The lack of affordable housing is a huge problem in the UK, with over 1.2 million people on waiting lists, she said. In England alone, 150,000 homes a year are needed but only 50,000 are actually built. There is a shortage in Scotland as well.
“In Edinburgh the social housing stock’s been very depleted by the selling policies of the ‘80s so we have a large programme to build more,” said Adam McVey, council leader, City of Edinburgh. “We’re building 20,000 affordable homes but we need thousands more.”
Housing associations can play their part.
“We’re a big fan of partnerships with housing associations because we can achieve so much working together,” said Simpson. “We can bring our capital and expertise to enable them to do more.”
In Stirling, which has been rated the most affordable city to live in the UK for several years, there are two housing associations, one focusing on the city and one on the rural hinterland.
“Our role is to create opportunities for the private sector to provide different types of housing,” said Scott Farmer, leader of Stirling Council. “We must make it easier in terms of the regulatory framework while keeping standards high. The one-stop approach shows you’re open for business and attracts investment in affordable housing.”
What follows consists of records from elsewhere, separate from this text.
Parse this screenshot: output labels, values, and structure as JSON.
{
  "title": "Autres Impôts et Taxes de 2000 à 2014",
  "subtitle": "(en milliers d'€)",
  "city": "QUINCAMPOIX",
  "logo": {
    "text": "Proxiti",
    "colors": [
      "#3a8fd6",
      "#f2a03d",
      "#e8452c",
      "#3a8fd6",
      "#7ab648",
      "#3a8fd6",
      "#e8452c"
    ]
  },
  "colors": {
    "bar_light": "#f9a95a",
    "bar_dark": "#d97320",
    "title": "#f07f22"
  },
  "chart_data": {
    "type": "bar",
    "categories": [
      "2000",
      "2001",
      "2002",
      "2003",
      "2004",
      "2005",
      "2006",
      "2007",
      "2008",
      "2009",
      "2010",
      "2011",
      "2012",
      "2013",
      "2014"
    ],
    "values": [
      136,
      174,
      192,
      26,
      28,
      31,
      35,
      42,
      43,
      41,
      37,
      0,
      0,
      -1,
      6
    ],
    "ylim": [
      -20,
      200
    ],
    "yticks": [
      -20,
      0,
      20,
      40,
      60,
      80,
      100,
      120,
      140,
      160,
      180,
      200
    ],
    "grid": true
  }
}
Clear vision for city development is needed
Local authorities must assess what types of housing are needed and set out a clear vision for the city’s development, Farmer said. Clear parameters will give confidence to investors and create a positive dynamic to enable the private sector to invest.
“Some councils have a partnership approach and they’re great enablers,” said John Harcourt, managing director, Kajima Properties. “By combining private sector skills and public sector bankability you can achieve a lot.”
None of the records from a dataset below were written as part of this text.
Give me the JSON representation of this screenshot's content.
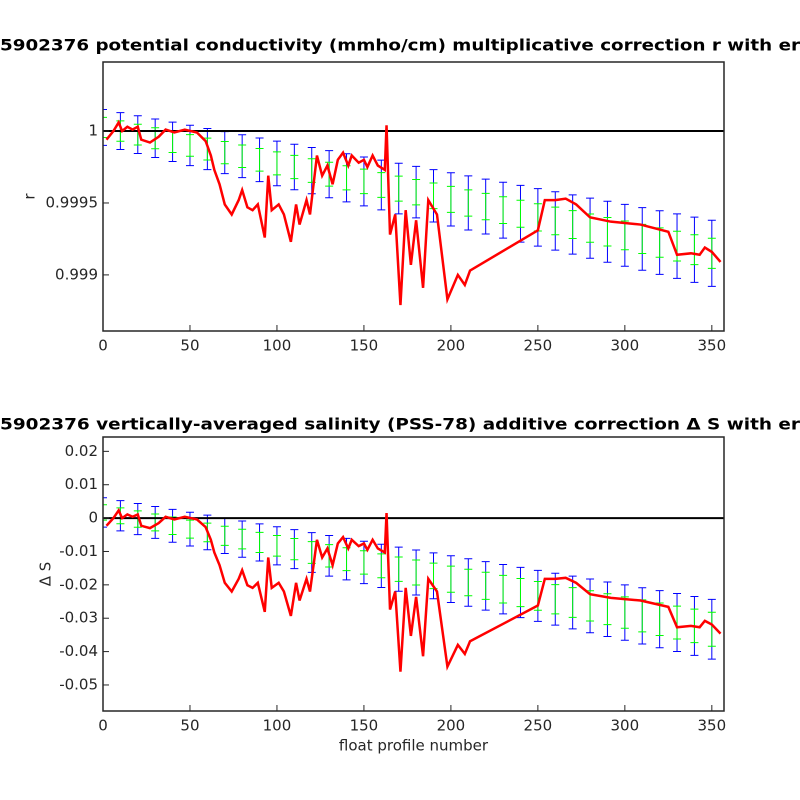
{
  "chart_data": [
    {
      "type": "errorbar",
      "title": "5902376 potential conductivity (mmho/cm) multiplicative correction r with er",
      "y_label": "r",
      "xlim": [
        0,
        357
      ],
      "xticks": [
        0,
        50,
        100,
        150,
        200,
        250,
        300,
        350
      ],
      "ylim": [
        0.99861,
        1.00048
      ],
      "yticks": [
        0.999,
        0.9995,
        1
      ],
      "hline": 1,
      "hline_color": "#000000",
      "series": [
        {
          "color": "#0000ff",
          "x": [
            0,
            10,
            20,
            30,
            40,
            50,
            60,
            70,
            80,
            90,
            100,
            110,
            120,
            130,
            140,
            150,
            160,
            170,
            180,
            190,
            200,
            210,
            220,
            230,
            240,
            250,
            260,
            270,
            280,
            290,
            300,
            310,
            320,
            330,
            340,
            350
          ],
          "values": [
            1.000025,
            1.0,
            0.999975,
            0.99995,
            0.999925,
            0.9999,
            0.999875,
            0.99985,
            0.999825,
            0.9998,
            0.999775,
            0.99975,
            0.999725,
            0.9997,
            0.999675,
            0.99965,
            0.999625,
            0.9996,
            0.999575,
            0.99955,
            0.999525,
            0.9995,
            0.999475,
            0.99945,
            0.999425,
            0.9994,
            0.999375,
            0.99935,
            0.999325,
            0.9993,
            0.999275,
            0.99925,
            0.999225,
            0.9992,
            0.999175,
            0.99915
          ],
          "errors": [
            0.000125,
            0.000128,
            0.000131,
            0.000134,
            0.000137,
            0.00014,
            0.000143,
            0.000146,
            0.000149,
            0.000152,
            0.000155,
            0.000158,
            0.000161,
            0.000164,
            0.000167,
            0.00017,
            0.000173,
            0.000176,
            0.000179,
            0.000182,
            0.000185,
            0.000188,
            0.000191,
            0.000194,
            0.000197,
            0.0002,
            0.000203,
            0.000206,
            0.000209,
            0.000212,
            0.000215,
            0.000218,
            0.000221,
            0.000224,
            0.000227,
            0.00023
          ]
        },
        {
          "color": "#00ff00",
          "x": [
            0,
            10,
            20,
            30,
            40,
            50,
            60,
            70,
            80,
            90,
            100,
            110,
            120,
            130,
            140,
            150,
            160,
            170,
            180,
            190,
            200,
            210,
            220,
            230,
            240,
            250,
            260,
            270,
            280,
            290,
            300,
            310,
            320,
            330,
            340,
            350
          ],
          "values": [
            1.000025,
            1.0,
            0.999975,
            0.99995,
            0.999925,
            0.9999,
            0.999875,
            0.99985,
            0.999825,
            0.9998,
            0.999775,
            0.99975,
            0.999725,
            0.9997,
            0.999675,
            0.99965,
            0.999625,
            0.9996,
            0.999575,
            0.99955,
            0.999525,
            0.9995,
            0.999475,
            0.99945,
            0.999425,
            0.9994,
            0.999375,
            0.99935,
            0.999325,
            0.9993,
            0.999275,
            0.99925,
            0.999225,
            0.9992,
            0.999175,
            0.99915
          ],
          "errors": [
            7e-05,
            7.1e-05,
            7.2e-05,
            7.3e-05,
            7.4e-05,
            7.5e-05,
            7.6e-05,
            7.7e-05,
            7.8e-05,
            7.9e-05,
            8e-05,
            8.1e-05,
            8.2e-05,
            8.3e-05,
            8.4e-05,
            8.5e-05,
            8.6e-05,
            8.7e-05,
            8.8e-05,
            8.9e-05,
            9e-05,
            9.1e-05,
            9.2e-05,
            9.3e-05,
            9.4e-05,
            9.5e-05,
            9.6e-05,
            9.7e-05,
            9.8e-05,
            9.9e-05,
            0.0001,
            0.000101,
            0.000102,
            0.000103,
            0.000104,
            0.000105
          ]
        },
        {
          "color": "#ff0000",
          "x": [
            2,
            6,
            9,
            11,
            14,
            17,
            20,
            22,
            27,
            32,
            36,
            41,
            47,
            54,
            59,
            62,
            64,
            67,
            70,
            74,
            78,
            80,
            83,
            86,
            89,
            93,
            95,
            97,
            101,
            104,
            108,
            111,
            113,
            117,
            119,
            123,
            126,
            129,
            132,
            135,
            138,
            141,
            143,
            147,
            150,
            152,
            155,
            158,
            162,
            163,
            165,
            168,
            171,
            174,
            177,
            180,
            184,
            187,
            192,
            198,
            204,
            208,
            211,
            250,
            254,
            260,
            266,
            272,
            280,
            292,
            309,
            325,
            330,
            338,
            343,
            346,
            350,
            355
          ],
          "values": [
            0.99994,
            1.0,
            1.00006,
            1.0,
            1.00003,
            1.00001,
            1.00003,
            0.99994,
            0.99992,
            0.99996,
            1.00001,
            0.99999,
            1.00001,
            0.99999,
            0.99993,
            0.99983,
            0.99973,
            0.99963,
            0.99949,
            0.99942,
            0.99952,
            0.99959,
            0.99947,
            0.99945,
            0.99949,
            0.99926,
            0.99969,
            0.99945,
            0.99949,
            0.99942,
            0.99923,
            0.99949,
            0.99935,
            0.99952,
            0.99942,
            0.99983,
            0.99969,
            0.99976,
            0.99963,
            0.9998,
            0.99985,
            0.99976,
            0.99983,
            0.99978,
            0.9998,
            0.99975,
            0.99983,
            0.99976,
            0.99973,
            1.00004,
            0.99928,
            0.99942,
            0.99879,
            0.99945,
            0.99907,
            0.99938,
            0.99891,
            0.99952,
            0.99942,
            0.99883,
            0.999,
            0.99893,
            0.99903,
            0.99931,
            0.99952,
            0.99952,
            0.99953,
            0.99949,
            0.9994,
            0.99937,
            0.99935,
            0.9993,
            0.99914,
            0.99915,
            0.99914,
            0.99919,
            0.99916,
            0.99909
          ]
        }
      ]
    },
    {
      "type": "errorbar",
      "title": "5902376 vertically-averaged salinity (PSS-78) additive correction Δ S with er",
      "y_label": "Δ S",
      "x_label": "float profile number",
      "xlim": [
        0,
        357
      ],
      "xticks": [
        0,
        50,
        100,
        150,
        200,
        250,
        300,
        350
      ],
      "ylim": [
        -0.0578,
        0.0243
      ],
      "yticks": [
        -0.05,
        -0.04,
        -0.03,
        -0.02,
        -0.01,
        0,
        0.01,
        0.02
      ],
      "hline": 0,
      "hline_color": "#000000",
      "series": [
        {
          "color": "#0000ff",
          "x": [
            0,
            10,
            20,
            30,
            40,
            50,
            60,
            70,
            80,
            90,
            100,
            110,
            120,
            130,
            140,
            150,
            160,
            170,
            180,
            190,
            200,
            210,
            220,
            230,
            240,
            250,
            260,
            270,
            280,
            290,
            300,
            310,
            320,
            330,
            340,
            350
          ],
          "values": [
            0.0017,
            0.0007,
            -0.0003,
            -0.0013,
            -0.0023,
            -0.0033,
            -0.0043,
            -0.0053,
            -0.0063,
            -0.0073,
            -0.0083,
            -0.0093,
            -0.0103,
            -0.0113,
            -0.0123,
            -0.0133,
            -0.0143,
            -0.0153,
            -0.0163,
            -0.0173,
            -0.0183,
            -0.0193,
            -0.0203,
            -0.0213,
            -0.0223,
            -0.0233,
            -0.0243,
            -0.0253,
            -0.0263,
            -0.0273,
            -0.0283,
            -0.0293,
            -0.0303,
            -0.0313,
            -0.0323,
            -0.0333
          ],
          "errors": [
            0.0044,
            0.00453,
            0.00466,
            0.00479,
            0.00492,
            0.00505,
            0.00518,
            0.00531,
            0.00544,
            0.00557,
            0.0057,
            0.00583,
            0.00596,
            0.00609,
            0.00622,
            0.00635,
            0.00648,
            0.00661,
            0.00674,
            0.00687,
            0.007,
            0.00713,
            0.00726,
            0.00739,
            0.00752,
            0.00765,
            0.00778,
            0.00791,
            0.00804,
            0.00817,
            0.0083,
            0.00843,
            0.00856,
            0.00869,
            0.00882,
            0.00895
          ]
        },
        {
          "color": "#00ff00",
          "x": [
            0,
            10,
            20,
            30,
            40,
            50,
            60,
            70,
            80,
            90,
            100,
            110,
            120,
            130,
            140,
            150,
            160,
            170,
            180,
            190,
            200,
            210,
            220,
            230,
            240,
            250,
            260,
            270,
            280,
            290,
            300,
            310,
            320,
            330,
            340,
            350
          ],
          "values": [
            0.0017,
            0.0007,
            -0.0003,
            -0.0013,
            -0.0023,
            -0.0033,
            -0.0043,
            -0.0053,
            -0.0063,
            -0.0073,
            -0.0083,
            -0.0093,
            -0.0103,
            -0.0113,
            -0.0123,
            -0.0133,
            -0.0143,
            -0.0153,
            -0.0163,
            -0.0173,
            -0.0183,
            -0.0193,
            -0.0203,
            -0.0213,
            -0.0223,
            -0.0233,
            -0.0243,
            -0.0253,
            -0.0263,
            -0.0273,
            -0.0283,
            -0.0293,
            -0.0303,
            -0.0313,
            -0.0323,
            -0.0333
          ],
          "errors": [
            0.0023,
            0.00238,
            0.00246,
            0.00254,
            0.00262,
            0.0027,
            0.00278,
            0.00286,
            0.00294,
            0.00302,
            0.0031,
            0.00318,
            0.00326,
            0.00334,
            0.00342,
            0.0035,
            0.00358,
            0.00366,
            0.00374,
            0.00382,
            0.0039,
            0.00398,
            0.00406,
            0.00414,
            0.00422,
            0.0043,
            0.00438,
            0.00446,
            0.00454,
            0.00462,
            0.0047,
            0.00478,
            0.00486,
            0.00494,
            0.00502,
            0.0051
          ]
        },
        {
          "color": "#ff0000",
          "x": [
            2,
            6,
            9,
            11,
            14,
            17,
            20,
            22,
            27,
            32,
            36,
            41,
            47,
            54,
            59,
            62,
            64,
            67,
            70,
            74,
            78,
            80,
            83,
            86,
            89,
            93,
            95,
            97,
            101,
            104,
            108,
            111,
            113,
            117,
            119,
            123,
            126,
            129,
            132,
            135,
            138,
            141,
            143,
            147,
            150,
            152,
            155,
            158,
            162,
            163,
            165,
            168,
            171,
            174,
            177,
            180,
            184,
            187,
            192,
            198,
            204,
            208,
            211,
            250,
            254,
            260,
            266,
            272,
            280,
            292,
            309,
            325,
            330,
            338,
            343,
            346,
            350,
            355
          ],
          "values": [
            -0.0023,
            0,
            0.0023,
            0,
            0.0011,
            0.0004,
            0.0011,
            -0.0023,
            -0.003,
            -0.0015,
            0.0004,
            -0.0004,
            0.0004,
            -0.0004,
            -0.0027,
            -0.0065,
            -0.0103,
            -0.0141,
            -0.0194,
            -0.022,
            -0.0182,
            -0.0156,
            -0.0201,
            -0.0209,
            -0.0194,
            -0.0281,
            -0.0118,
            -0.0209,
            -0.0194,
            -0.022,
            -0.0293,
            -0.0194,
            -0.0247,
            -0.0182,
            -0.022,
            -0.0065,
            -0.0118,
            -0.0091,
            -0.0141,
            -0.0076,
            -0.0057,
            -0.0091,
            -0.0065,
            -0.0084,
            -0.0076,
            -0.0095,
            -0.0065,
            -0.0091,
            -0.0103,
            0.0015,
            -0.0274,
            -0.022,
            -0.046,
            -0.0209,
            -0.0353,
            -0.0236,
            -0.0414,
            -0.0182,
            -0.022,
            -0.0445,
            -0.038,
            -0.0407,
            -0.0369,
            -0.0262,
            -0.0182,
            -0.0182,
            -0.0179,
            -0.0194,
            -0.0228,
            -0.0239,
            -0.0247,
            -0.0266,
            -0.0327,
            -0.0323,
            -0.0327,
            -0.0308,
            -0.0319,
            -0.0346
          ]
        }
      ]
    }
  ]
}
It can be difficult to know exactly what is expected in affordable housing provision and the rules vary in different places.
“New York City is extremely prescriptive, the requirements are standardised, the permits process clear and all developers know exactly what to expect,” said Adina David, director of urban living, Greystar. “But in other cities, including London, it’s a big unknown. If the rules were clearer and the process more streamlined and transparent, it would help us deliver more homes.”
But if the authorities are still debating what the exact definition of affordable housing is, what the cap rates should be and what level rents should be at, then companies are at a disadvantage and homes don’t get built.
“Transparency and clarity are key,” said Simpson. “Too many unknowns are off-putting for investors.”